The third email sent by the solicitor (that was subject to charge 3) was some two weeks later, wherein he provided an update to the judge about further developments in the matter.
The conduct complained of occurred in 2012 when the Legal Profession Act 2007 was still in-force. Rule 18.6 of that Act was the rule alleged to have been contravened. Rule 22.5 of the Australian Solicitors Conduct Rules (that came into force only 2 months after these events) is the equivalent rule.
Rules 22.5 of the ASCR states:
22.5 A solicitor must not, outside an ex parte application or a hearing of which an opponent has had proper notice, communicate in the opponent’s absence with the court concerning any matter of substance in connection with current proceedings unless:
22.5.1 the court has first communicated with the solicitor in such a way as to require the solicitor to respond to the court; or
22.5.2 the opponent has consented beforehand to the solicitor communicating with the court in a specific manner notified to the opponent by the solicitor.
In his defence, the solicitor argued that his copying the opponent solicitor into the emails did not breach the Rules. QCAT disagreed.
QCAT were of the view that merely copying parties into electronic communication does not amount to compliance with the Rules. Communication with the judiciary must only be done with the prior consent and knowledge of the other party (unless exceptions apply).
The importance of the court maintaining independence and impartiality with respect to matters it is adjudicating was discussed and paragraph 41 of the judgment in particular explained this as follows:
 It is fundamental to the maintenance of the rule of law and the proper administration of justice that a judge is, and is able to be seen to be, impartial and independent of the parties whose dispute is the subject of adjudication. It is an incident of every legal practitioner’s paramount duty to the administration of justice to ensure that the actuality and appearance of this judicial independence is preserved and, equally, to avoid any conduct which might have the effect of causing that independence to be questioned.
In a world of instantaneous email communication, it is easy to send quick correspondence to chambers when need be.
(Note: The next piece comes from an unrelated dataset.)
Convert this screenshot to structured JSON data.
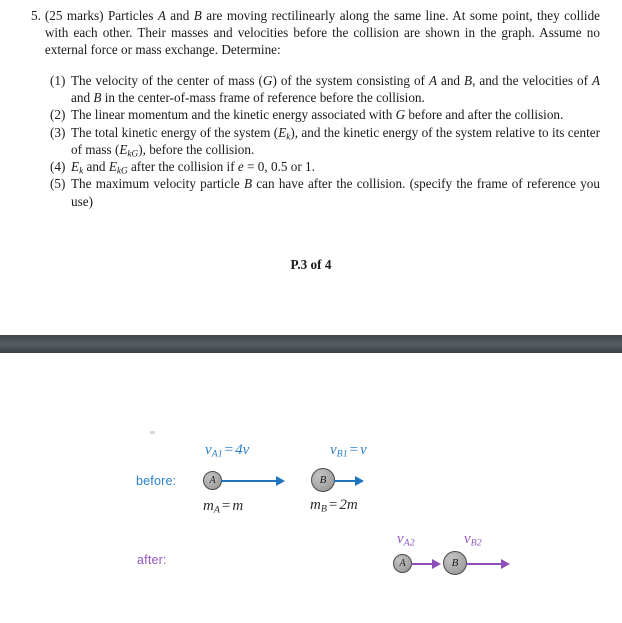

In time-pressure situations, it is also easy to do this without having regard to Rule 22.5 of the ASCR.
So the next time you consider a need to email the court, don’t even think about it until you have discussed same with the other party and obtained their consent to do so.
There very limited exceptions to this rule, such as:
- Any ex parte urgent proceedings if the other party has been given reasonable notice of same.
- If the court has first contacted you and requested a response.